On the West Lancashire Borough Council website today “This 18-hole golf course is a picturesque testing ground set high above the Lancashire plain. The 5,996 yard course has a par of 72”.
You notice the heap of landfill in the background, picture taken today? And not “was” a picturesque testing ground, but “is” as of 17 May 2020. Of course, we all know it isn’t “a picturesque testing ground” but WLBC can’t admit it. Our council is in breach of the Supply of Goods and Services Act 1982 which remains in force in England, and of course there is the Consumer Rights Act too.
This, below, is another picture of a “yellow green” at Beacon Park Golf Course now that the course is open again.
There is a “West Lancashire Borough Council Playing Pitch Assessment” that includes “The capacity for pitches to regularly provide for competitive play, training and other activity over a season is most often determined by their quality.
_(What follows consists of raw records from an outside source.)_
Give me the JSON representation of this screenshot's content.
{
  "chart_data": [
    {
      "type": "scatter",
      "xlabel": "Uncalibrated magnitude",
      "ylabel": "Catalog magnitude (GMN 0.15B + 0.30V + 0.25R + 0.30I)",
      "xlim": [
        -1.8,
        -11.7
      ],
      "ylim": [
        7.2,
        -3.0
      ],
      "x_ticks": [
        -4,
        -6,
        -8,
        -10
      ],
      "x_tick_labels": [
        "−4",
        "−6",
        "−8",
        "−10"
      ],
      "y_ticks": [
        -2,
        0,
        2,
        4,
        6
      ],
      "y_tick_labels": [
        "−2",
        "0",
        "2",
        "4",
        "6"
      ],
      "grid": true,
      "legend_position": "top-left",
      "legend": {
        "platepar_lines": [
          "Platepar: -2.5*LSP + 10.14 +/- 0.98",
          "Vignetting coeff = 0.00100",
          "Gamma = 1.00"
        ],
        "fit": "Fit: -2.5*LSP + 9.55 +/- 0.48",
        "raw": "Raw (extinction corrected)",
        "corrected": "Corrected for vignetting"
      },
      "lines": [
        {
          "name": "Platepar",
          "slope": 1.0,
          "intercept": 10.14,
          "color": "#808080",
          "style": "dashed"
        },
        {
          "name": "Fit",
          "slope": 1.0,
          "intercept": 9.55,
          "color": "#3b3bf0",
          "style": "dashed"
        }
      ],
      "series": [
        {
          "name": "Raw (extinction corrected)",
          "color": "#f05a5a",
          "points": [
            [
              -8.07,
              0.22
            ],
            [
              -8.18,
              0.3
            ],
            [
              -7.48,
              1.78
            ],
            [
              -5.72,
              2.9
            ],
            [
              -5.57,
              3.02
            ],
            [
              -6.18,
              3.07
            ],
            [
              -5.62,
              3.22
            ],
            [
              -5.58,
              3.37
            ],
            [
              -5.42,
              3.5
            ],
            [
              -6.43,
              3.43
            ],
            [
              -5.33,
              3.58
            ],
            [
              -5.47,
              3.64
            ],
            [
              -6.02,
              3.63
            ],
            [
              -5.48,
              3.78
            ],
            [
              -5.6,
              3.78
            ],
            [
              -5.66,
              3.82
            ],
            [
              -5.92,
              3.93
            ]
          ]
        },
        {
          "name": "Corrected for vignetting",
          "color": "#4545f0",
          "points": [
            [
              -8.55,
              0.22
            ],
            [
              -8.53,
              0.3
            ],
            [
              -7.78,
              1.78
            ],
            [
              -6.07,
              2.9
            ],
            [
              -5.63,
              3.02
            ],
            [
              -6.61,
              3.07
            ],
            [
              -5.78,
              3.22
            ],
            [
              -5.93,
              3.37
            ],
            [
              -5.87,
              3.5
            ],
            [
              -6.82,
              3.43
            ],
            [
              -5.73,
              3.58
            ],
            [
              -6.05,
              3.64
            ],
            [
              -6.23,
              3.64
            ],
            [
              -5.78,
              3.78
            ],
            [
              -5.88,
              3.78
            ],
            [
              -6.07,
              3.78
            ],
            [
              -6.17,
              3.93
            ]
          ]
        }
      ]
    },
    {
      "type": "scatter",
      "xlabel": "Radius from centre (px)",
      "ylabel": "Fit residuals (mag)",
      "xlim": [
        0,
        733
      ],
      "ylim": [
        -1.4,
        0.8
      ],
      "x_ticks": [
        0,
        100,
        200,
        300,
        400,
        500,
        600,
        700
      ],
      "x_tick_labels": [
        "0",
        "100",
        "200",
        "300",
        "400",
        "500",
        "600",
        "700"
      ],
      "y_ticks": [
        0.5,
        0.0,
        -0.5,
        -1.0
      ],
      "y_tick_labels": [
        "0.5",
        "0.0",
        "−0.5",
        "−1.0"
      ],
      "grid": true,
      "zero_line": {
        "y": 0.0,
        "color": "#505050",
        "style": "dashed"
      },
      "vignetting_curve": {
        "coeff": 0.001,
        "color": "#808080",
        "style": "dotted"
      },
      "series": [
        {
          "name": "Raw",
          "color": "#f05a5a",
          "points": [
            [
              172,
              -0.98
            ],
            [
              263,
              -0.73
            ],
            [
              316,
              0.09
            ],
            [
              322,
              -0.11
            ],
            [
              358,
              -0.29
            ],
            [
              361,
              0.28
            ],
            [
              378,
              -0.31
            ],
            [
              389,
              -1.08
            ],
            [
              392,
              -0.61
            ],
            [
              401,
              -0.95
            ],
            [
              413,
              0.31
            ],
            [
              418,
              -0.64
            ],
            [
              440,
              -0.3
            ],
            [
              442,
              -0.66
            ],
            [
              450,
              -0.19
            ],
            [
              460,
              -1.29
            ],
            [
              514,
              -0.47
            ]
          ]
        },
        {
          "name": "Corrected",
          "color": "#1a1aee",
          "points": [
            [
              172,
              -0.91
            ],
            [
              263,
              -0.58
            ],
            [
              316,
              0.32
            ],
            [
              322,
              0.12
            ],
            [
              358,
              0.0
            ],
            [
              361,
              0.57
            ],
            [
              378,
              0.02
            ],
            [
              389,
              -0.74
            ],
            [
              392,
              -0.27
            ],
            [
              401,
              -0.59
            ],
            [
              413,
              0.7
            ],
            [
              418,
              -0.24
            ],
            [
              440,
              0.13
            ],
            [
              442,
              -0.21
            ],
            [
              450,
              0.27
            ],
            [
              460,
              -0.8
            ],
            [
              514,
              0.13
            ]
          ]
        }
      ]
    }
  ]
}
As a minimum, the quality and therefore the capacity of a pitch affects the playing experience and people’s enjoyment of a sport. In extreme circumstances it can result in a pitch being unable to cater for all or certain types of play during peak and off peak times”.
Or most of the time? Because these ARE extreme circumstances, the landfill royalty greed circumstances, that have made Beacon Park Golf Course become the worst managed municipal golf course in the country as parts of it disappeared under landfill. Below, a cracked green, not watered, because it is apparent that irrigation pipes have been damaged and there is no piped water to reach the parched greens.
And, states WLBC, “Presenting an accurate picture of current demand for playing pitches (i.e. recording how and when pitches are used) is important in order to carry out the full supply and demand assessment. Demand for playing pitches tends to fall within the categories: Organised competitive play; Organised training; and Informal play. In addition, unmet and displaced demand for provision is also identified on a sport by sport basis. Unmet demand is defined as the number of additional teams that could be fielded if access to a sufficient number of pitches (and ancillary facilities) was available. Displaced demand refers to teams that are generated from residents of the area but due to any number of factors do not currently play within the area”.
Vandalism of a municipal golf course by planning consent by the municipality that holds the stewardship of it is neglect, pure and simple. To allow it to last from the first planning consent in 2011 to 2020, nine years and counting as you see it today, isn’t just neglect, it’s criminal!